Question

\( \Delta G^\circ \, (\text{in kJ mol}^{-1}) \text{ for the cell reaction is} \) 
\( \text{Cu}^{2+}(aq) + \text{Fe}(s) \rightarrow \text{Fe}^{2+}(aq) + \text{Cu}(s) \) 
\( \left[\text{Given} \, E^\circ_{\text{Cu}^{2+}/\text{Cu}} = 0.34 \, \text{V}, \, E^\circ_{\text{Fe}^{2+}/\text{Fe}} = -0.44 \, \text{V} \, \text{and} \, F = 96,500 \, \text{C mol}^{-1} \right] \)

• A. +150.5
• B. -150.5
• C. +140.2
• D. -140.2

Hint:

The sign of the Gibbs free energy change helps determine if the reaction is spontaneous.
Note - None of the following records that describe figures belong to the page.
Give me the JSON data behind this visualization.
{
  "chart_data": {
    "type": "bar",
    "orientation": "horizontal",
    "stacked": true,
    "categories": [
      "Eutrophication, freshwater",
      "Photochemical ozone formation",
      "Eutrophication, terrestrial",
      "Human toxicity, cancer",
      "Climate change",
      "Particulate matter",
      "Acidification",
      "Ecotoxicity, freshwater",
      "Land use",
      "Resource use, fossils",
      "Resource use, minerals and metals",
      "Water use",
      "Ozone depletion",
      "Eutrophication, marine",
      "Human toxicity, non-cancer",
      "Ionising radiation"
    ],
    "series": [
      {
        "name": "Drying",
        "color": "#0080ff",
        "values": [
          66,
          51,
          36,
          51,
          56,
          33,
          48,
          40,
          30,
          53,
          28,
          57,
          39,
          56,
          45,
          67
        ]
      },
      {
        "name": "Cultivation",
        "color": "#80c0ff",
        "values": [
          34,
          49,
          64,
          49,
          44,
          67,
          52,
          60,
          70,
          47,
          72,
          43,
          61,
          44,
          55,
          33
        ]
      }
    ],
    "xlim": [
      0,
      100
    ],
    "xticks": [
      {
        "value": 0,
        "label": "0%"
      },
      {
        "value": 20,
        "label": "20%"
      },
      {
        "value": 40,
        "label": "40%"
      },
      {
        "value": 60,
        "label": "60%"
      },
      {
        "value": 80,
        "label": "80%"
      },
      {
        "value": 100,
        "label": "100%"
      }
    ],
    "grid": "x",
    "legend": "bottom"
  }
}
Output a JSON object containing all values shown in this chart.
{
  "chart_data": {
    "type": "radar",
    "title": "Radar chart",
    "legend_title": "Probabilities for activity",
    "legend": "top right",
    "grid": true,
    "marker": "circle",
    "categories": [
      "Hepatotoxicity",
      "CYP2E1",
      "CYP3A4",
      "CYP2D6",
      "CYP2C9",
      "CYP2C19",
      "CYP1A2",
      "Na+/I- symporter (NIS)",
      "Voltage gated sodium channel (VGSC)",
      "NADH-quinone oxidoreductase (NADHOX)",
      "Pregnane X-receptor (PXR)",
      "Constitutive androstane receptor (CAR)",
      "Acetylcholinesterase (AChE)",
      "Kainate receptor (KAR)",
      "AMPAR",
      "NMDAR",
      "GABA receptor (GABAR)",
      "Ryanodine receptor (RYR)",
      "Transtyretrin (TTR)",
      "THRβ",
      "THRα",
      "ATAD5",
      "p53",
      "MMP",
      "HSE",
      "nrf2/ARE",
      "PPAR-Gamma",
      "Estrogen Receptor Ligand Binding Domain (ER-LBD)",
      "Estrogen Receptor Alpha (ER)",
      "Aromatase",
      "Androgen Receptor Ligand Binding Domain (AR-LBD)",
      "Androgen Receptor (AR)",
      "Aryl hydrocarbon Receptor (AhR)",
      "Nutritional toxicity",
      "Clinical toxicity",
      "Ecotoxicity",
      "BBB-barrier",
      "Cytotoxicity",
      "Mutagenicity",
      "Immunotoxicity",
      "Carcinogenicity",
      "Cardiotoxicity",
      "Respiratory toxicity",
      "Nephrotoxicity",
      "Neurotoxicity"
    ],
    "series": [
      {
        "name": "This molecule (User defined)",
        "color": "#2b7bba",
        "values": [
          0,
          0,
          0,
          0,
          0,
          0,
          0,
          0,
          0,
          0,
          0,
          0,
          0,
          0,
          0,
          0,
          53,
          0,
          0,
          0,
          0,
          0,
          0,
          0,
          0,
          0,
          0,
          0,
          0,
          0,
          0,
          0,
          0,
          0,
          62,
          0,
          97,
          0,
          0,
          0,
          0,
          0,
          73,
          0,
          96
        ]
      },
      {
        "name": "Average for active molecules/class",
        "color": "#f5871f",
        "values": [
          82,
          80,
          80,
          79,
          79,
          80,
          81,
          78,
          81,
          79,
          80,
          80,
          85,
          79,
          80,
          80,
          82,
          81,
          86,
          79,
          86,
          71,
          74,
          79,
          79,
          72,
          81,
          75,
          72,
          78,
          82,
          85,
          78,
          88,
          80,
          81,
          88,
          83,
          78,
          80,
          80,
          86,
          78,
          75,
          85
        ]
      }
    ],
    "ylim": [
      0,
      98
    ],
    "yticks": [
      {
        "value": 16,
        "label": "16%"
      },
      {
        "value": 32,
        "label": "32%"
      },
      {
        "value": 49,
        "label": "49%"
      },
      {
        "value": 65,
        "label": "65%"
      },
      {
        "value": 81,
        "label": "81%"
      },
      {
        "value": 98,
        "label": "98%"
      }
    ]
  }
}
A negative \( \Delta G^\circ \) indicates that the reaction is spontaneous.

Answer 1

The Correct Option is B

The standard Gibbs free energy change (\( \Delta G^\circ \)) for a cell reaction can be calculated using the equation: \[ \Delta G^\circ = -nF E^\circ_{\text{cell}} \] Where: - \( n \) is the number of moles of electrons involved in the reaction,
- \( F \) is the Faraday constant,
- \( E^\circ_{\text{cell}} \) is the cell potential, which can be calculated as:
\[ E^\circ_{\text{cell}} = E^\circ_{\text{cathode}} - E^\circ_{\text{anode}} \] For this reaction: - The cathode is the Cu\(^2+\)/Cu half-reaction: \( E^\circ_{\text{Cu}^{2+}/\text{Cu}} = 0.34V \),
- The anode is the Fe\(^2+\)/Fe half-reaction: \( E^\circ_{\text{Fe}^{2+}/\text{Fe}} = -0.44V \).
Thus: \[ E^\circ_{\text{cell}} = 0.34V - (-0.44V) = 0.78V \] The number of electrons transferred \( n \) is 2 (as both reactions involve a 2-electron transfer). Now, substitute the values into the Gibbs free energy equation: \[ \Delta G^\circ = -2 \times 96,500 \times 0.78 = -150.5 \, \text{kJ/mol} \] Thus, the correct answer is (2) -150.5 kJ/mol.